Développer une plate-forme de calcul et de prélèvement automatique des cotisations sociales pour les indépendants.

Valeur

Supprimer entièrement le décalage temporel entre rentrée de chiffre d’affaires et prélèvements qui induit une défiance terrible entre l’entrepreneur en déficit d’activité et l’institution « aveugle » qui prélève malgré tout. Supprimer radicalement l’empilement d’actes administratifs du calendrier actuel : déclaration sociale des indépendants, échéancier et appel provisionnel de cotisation, échéancier et appel provisionnel révisés, remboursement de trop versé, demande de rééchelonnement des cotisations provisionnelles, demande de délais de paiement; ainsi que les relances, réclamations, courriers multiples qui peuvent en découler.

Fonctionnement

  1. L’indépendant s’inscrit sur un site dédié : apsi.gouv.fr (ou apsi.rsi.fr). Il fournit seulement son SIREN, son RIB personnel, le RIB de son entreprise et le cas échéant précise les organismes conventionnés de son choix.

  2. Chaque fois qu’il souhaite se verser un salaire, l’indépendant se connecte au site et déclare le montant net de son choix. Le système calcule automatiquement les cotisations sociales et lui demande de valider une proposition du type : Vous demandez une rémunération nette de 2 000 €, cette somme sera versée sur votre compte personnel xxx. Les cotisations sociales correspondant à cette rémunération sont de 1 957 €. Votre rémunération brute de 3 957 € sera prélevée sur le compte de l’entreprise xxx. Validez / Modifiez.

  3. Une fois la demande validée, la rémunération de l’indépendant, le prélèvement des cotisations sociales et leur affectation à la caisse RSI sont automatiques.

  4. Au fil de l’eau le système APSI met à disposition de l’indépendant un relevé des revenus versés et des cotisations prélevées. A la clôture des comptes il appartient à l’expert comptable de s’assurer que l’ensemble des éléments de rémunération (y compris dividendes) ont bien été déclarés.

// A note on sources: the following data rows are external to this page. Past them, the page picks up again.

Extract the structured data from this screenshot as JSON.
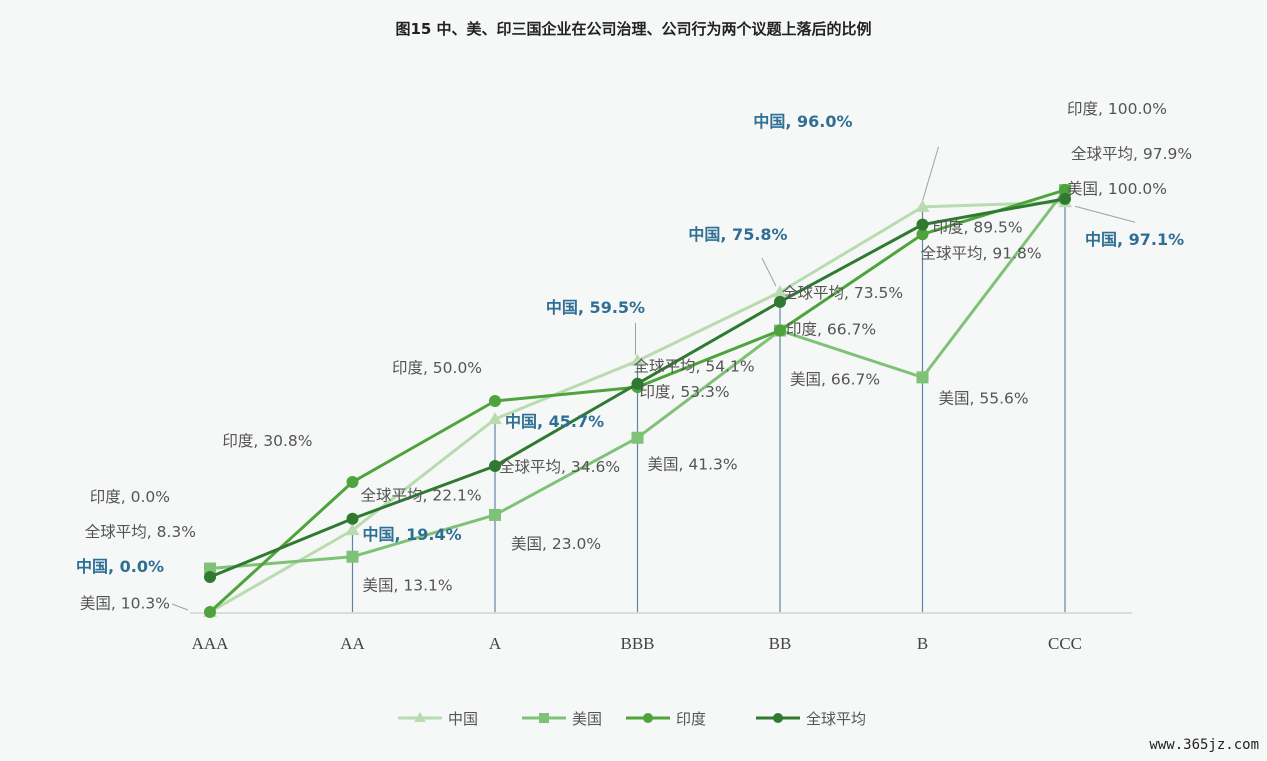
{
  "chart_data": {
    "type": "line",
    "title": "图15 中、美、印三国企业在公司治理、公司行为两个议题上落后的比例",
    "categories": [
      "AAA",
      "AA",
      "A",
      "BBB",
      "BB",
      "B",
      "CCC"
    ],
    "ylim": [
      0,
      100
    ],
    "legend_position": "bottom",
    "grid": false,
    "series": [
      {
        "name": "中国",
        "marker": "triangle",
        "color": "#b9dbb0",
        "values": [
          0.0,
          19.4,
          45.7,
          59.5,
          75.8,
          96.0,
          97.1
        ],
        "labels": [
          "中国, 0.0%",
          "中国, 19.4%",
          "中国, 45.7%",
          "中国, 59.5%",
          "中国, 75.8%",
          "中国, 96.0%",
          "中国, 97.1%"
        ]
      },
      {
        "name": "美国",
        "marker": "square",
        "color": "#7fc277",
        "values": [
          10.3,
          13.1,
          23.0,
          41.3,
          66.7,
          55.6,
          100.0
        ],
        "labels": [
          "美国, 10.3%",
          "美国, 13.1%",
          "美国, 23.0%",
          "美国, 41.3%",
          "美国, 66.7%",
          "美国, 55.6%",
          "美国, 100.0%"
        ]
      },
      {
        "name": "印度",
        "marker": "circle",
        "color": "#4ea33c",
        "values": [
          0.0,
          30.8,
          50.0,
          53.3,
          66.7,
          89.5,
          100.0
        ],
        "labels": [
          "印度, 0.0%",
          "印度, 30.8%",
          "印度, 50.0%",
          "印度, 53.3%",
          "印度, 66.7%",
          "印度, 89.5%",
          "印度, 100.0%"
        ]
      },
      {
        "name": "全球平均",
        "marker": "circle",
        "color": "#2f7a30",
        "values": [
          8.3,
          22.1,
          34.6,
          54.1,
          73.5,
          91.8,
          97.9
        ],
        "labels": [
          "全球平均, 8.3%",
          "全球平均, 22.1%",
          "全球平均, 34.6%",
          "全球平均, 54.1%",
          "全球平均, 73.5%",
          "全球平均, 91.8%",
          "全球平均, 97.9%"
        ]
      }
    ]
  },
  "colors": {
    "china_label": "#2f6f94",
    "drop_line": "#2f5f8a",
    "axis": "#cfd6d3"
  },
  "watermark": "www.365jz.com"
}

  5. Le dispositif APSI devient l’interlocuteur unique de l’indépendant, par délégation du RSI, pour tout ce qui concerne ses revenus et cotisations sociales. Aucun courrier du RSI ou des URSSAF ne s’ajoute au dispositif APSI. Pour le RSI c’est une charge de moins au profit d’un dispositif simple et automatisé (même si une hot-line dédiée peut être prévue).

Le « consentement à l’impôt »

Le processus APSI crée un rapport simple à l’impôt, sans surprise car immédiat et définitif. Il établit un lien direct, transparent et volontaire, entre le bénéfice d’une rémunération et le paiement de cotisations sociales. Enfin, l’indépendant trouvera sur APSI toutes les informations sur les droits ouverts par ses cotisations : CPA, santé, retraite.

Différence avec le système d’autoliquidation proposé par les experts comptables

Les experts comptables proposent de faire eux-mêmes le calcul des cotisations sociales et de les verser directement au RSI chaque fois qu’un indépendant souhaite se verser une rémunération. Cette proposition permet, comme pour le dispositif APSI, de verser une rémunération et de payer les cotisations afférentes dans une même unité de temps. Le dispositif APSI va plus loin puisqu’il prend en charge le calcul des cotisations, celui-ci étant réalisé automatiquement, et donc avec une fiabilité garantie, à l’image des simplifications majeures apportées par le Chèque Emploi Service ou le Titre Emploi Service Entreprise. Un système géré par les experts comptables, qui endosseraient une telle responsabilité, induirait fatalement une contrepartie. APSI permet d’éviter cet écueil en s’adressant directement à l’indépendant.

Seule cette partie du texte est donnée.